The company began trading on the New York Stock Exchange under the ticker symbol “PLTR” just after 1:30pm ET at $10 a share, up from the reference price listed by the NYSE of $7.25 a share, which would have valued the company at nearly $16 billion, or below its $20 billion private market valuation. (Reference prices are guides for investors but do not dictate how the stock will open.)
Palantir’s stock was 50% above its reference price about 30 minutes into trading. It finished the day at $9.50, or 31% above the reference price.
In the 17 years since it was founded, Palantir Technologies has received financial backing from the Central Intelligence Agency, become one of the most valuable private companies in the United States, and earned a seat at the table alongside the biggest tech companies in meeting with President Donald Trump.
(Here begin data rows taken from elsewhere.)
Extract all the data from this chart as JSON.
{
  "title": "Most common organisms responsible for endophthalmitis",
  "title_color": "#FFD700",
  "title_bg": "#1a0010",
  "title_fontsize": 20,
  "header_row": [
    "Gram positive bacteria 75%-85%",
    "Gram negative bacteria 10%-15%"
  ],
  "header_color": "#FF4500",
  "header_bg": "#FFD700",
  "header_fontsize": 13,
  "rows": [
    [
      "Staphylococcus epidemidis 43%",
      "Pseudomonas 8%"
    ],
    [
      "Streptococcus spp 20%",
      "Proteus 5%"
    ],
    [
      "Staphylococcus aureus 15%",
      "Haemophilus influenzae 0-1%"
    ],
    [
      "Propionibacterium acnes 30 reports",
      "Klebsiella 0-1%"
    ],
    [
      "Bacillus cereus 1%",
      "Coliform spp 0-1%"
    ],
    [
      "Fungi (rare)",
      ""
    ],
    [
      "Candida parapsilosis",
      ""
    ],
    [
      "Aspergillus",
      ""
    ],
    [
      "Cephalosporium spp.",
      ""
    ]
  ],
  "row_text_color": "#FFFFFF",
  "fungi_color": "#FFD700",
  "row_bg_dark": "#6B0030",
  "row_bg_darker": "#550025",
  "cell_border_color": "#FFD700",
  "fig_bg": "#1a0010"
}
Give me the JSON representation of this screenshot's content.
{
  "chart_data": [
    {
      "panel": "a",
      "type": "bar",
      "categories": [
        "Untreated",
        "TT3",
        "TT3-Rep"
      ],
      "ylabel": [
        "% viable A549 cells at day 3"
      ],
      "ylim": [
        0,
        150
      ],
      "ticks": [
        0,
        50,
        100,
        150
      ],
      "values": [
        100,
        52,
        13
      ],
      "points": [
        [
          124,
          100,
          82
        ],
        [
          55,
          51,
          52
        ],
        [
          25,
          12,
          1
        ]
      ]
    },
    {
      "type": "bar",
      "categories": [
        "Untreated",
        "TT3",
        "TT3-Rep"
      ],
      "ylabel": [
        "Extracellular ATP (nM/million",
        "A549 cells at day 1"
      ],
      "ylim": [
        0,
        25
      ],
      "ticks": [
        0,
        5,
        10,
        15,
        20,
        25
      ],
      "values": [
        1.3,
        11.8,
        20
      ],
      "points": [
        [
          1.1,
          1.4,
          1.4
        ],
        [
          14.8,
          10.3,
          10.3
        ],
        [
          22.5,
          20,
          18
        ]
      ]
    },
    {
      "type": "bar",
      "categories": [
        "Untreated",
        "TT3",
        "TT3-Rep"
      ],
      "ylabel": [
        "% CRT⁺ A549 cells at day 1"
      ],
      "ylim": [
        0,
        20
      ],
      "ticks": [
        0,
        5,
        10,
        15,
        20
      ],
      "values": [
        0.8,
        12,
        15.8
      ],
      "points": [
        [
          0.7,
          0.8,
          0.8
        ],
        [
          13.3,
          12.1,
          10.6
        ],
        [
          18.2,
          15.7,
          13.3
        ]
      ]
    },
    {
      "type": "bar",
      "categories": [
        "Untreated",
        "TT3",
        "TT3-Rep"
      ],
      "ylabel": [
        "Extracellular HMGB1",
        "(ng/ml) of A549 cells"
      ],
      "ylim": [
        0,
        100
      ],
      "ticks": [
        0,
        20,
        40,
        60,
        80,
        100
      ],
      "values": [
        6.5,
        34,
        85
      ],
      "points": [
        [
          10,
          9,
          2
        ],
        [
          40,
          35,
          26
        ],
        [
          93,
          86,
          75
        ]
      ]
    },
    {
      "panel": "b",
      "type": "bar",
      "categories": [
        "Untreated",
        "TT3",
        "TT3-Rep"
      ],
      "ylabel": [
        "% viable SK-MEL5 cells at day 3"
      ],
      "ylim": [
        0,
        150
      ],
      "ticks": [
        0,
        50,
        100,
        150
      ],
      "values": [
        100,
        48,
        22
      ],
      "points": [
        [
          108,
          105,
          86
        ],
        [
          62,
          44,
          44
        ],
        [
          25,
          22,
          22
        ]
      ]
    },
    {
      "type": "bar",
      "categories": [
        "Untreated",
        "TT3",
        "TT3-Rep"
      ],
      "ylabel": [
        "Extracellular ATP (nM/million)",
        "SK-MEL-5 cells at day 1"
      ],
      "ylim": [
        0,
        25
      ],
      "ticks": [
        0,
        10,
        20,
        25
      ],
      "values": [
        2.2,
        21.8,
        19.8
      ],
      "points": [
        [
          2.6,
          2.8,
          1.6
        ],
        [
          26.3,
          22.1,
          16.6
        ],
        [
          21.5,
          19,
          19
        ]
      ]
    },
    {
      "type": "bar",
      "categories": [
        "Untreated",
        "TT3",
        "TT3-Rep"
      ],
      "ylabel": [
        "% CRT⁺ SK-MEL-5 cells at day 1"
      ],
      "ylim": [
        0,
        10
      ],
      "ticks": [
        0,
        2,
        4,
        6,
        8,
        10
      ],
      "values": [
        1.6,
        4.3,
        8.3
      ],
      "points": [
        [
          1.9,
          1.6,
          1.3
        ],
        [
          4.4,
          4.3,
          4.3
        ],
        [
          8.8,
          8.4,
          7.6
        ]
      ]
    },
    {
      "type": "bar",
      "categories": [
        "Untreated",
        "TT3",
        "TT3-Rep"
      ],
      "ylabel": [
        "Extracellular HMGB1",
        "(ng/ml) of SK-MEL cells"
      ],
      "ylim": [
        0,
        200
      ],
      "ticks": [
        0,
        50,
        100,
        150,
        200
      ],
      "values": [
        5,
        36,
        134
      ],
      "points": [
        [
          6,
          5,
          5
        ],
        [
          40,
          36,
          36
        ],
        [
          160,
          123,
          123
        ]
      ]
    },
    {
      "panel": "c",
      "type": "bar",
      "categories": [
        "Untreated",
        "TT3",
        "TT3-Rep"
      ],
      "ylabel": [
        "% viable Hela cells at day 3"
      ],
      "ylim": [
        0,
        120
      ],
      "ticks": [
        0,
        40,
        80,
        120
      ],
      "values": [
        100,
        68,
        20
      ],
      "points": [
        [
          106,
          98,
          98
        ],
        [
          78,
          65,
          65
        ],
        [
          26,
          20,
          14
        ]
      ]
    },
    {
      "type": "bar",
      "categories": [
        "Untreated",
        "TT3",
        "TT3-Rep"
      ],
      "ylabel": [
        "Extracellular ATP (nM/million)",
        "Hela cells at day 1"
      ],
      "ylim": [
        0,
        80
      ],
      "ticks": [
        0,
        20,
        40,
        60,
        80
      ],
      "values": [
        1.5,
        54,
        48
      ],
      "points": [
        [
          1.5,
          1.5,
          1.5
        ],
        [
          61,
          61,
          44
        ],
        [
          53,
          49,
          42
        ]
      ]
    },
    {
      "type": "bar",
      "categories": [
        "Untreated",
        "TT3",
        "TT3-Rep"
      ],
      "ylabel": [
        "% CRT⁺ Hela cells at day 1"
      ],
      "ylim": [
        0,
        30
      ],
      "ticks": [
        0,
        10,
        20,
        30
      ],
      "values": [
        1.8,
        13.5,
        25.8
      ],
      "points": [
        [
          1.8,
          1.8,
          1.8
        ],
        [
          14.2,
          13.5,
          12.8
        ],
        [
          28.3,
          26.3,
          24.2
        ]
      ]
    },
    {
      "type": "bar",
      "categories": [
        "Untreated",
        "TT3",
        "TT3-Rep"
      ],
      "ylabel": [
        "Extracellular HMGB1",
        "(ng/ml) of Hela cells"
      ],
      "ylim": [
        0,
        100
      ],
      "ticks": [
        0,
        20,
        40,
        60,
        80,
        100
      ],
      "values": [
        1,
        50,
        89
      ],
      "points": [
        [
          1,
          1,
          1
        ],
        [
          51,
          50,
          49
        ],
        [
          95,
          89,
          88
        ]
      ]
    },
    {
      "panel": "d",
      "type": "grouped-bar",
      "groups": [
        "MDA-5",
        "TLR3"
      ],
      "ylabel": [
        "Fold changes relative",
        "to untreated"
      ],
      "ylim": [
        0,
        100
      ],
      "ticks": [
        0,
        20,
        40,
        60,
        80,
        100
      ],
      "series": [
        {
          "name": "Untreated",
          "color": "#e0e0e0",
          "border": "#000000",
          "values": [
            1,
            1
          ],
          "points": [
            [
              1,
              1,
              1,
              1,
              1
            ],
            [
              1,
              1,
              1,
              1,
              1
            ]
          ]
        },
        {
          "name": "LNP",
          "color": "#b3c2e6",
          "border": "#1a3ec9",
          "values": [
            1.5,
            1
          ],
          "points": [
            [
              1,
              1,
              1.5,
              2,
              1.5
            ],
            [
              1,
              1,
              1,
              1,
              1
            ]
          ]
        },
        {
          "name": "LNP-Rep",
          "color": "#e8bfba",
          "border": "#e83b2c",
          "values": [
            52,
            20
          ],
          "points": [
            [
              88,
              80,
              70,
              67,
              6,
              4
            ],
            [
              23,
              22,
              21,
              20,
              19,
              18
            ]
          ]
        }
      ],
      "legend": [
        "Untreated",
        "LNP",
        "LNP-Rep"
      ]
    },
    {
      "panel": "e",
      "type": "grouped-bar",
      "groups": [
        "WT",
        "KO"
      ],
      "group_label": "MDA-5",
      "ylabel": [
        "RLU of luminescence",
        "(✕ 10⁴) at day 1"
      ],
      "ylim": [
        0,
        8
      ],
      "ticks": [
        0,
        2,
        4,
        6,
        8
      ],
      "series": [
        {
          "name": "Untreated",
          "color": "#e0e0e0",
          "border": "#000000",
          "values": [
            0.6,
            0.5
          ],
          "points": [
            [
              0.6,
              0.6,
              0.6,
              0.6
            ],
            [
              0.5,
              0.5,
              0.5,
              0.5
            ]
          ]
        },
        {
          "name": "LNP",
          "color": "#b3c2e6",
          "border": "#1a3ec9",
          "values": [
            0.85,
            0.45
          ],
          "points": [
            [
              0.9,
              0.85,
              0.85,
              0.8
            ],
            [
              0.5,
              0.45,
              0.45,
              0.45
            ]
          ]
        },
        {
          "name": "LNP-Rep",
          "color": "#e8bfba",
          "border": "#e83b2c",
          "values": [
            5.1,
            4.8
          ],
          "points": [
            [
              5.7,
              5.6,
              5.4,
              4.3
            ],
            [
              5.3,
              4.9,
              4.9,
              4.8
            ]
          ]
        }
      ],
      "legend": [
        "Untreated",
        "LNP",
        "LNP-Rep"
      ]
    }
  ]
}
Cofounder Peter Thiel, a member of the so-called “PayPal mafia” and a longtime Facebook board member, supported Trump’s 2016 campaign.
Named after the seeing stones in J.R.R. Tolkien’s fantasy novel “The Lord of the Rings,” Palantir has two products that customers use to organize and glean insights from mounds of data: Gotham, which was initially developed for government clients, and Foundry, geared toward commercial clients.
Palantir, which provides governments and corporations with tools to help with everything from tracking the spread of the novel coronavirus to zeroing in on terrorists, stated in its prospectus that one of its goals is to “become the default operating system for data across the US government.”
Revenue from government contracts made up $345.5 million, or 53%, of its overall revenue in 2019. In the filing, Palantir said the US government agencies using its software include the Department of Health and Human Services, Department of Homeland Security, the Securities and Exchange Commission, the Food and Drug Administration, the National Institutes of Health, the Centers for Disease Control and Prevention, Department of Veterans Affairs, Army, Navy and Air Force.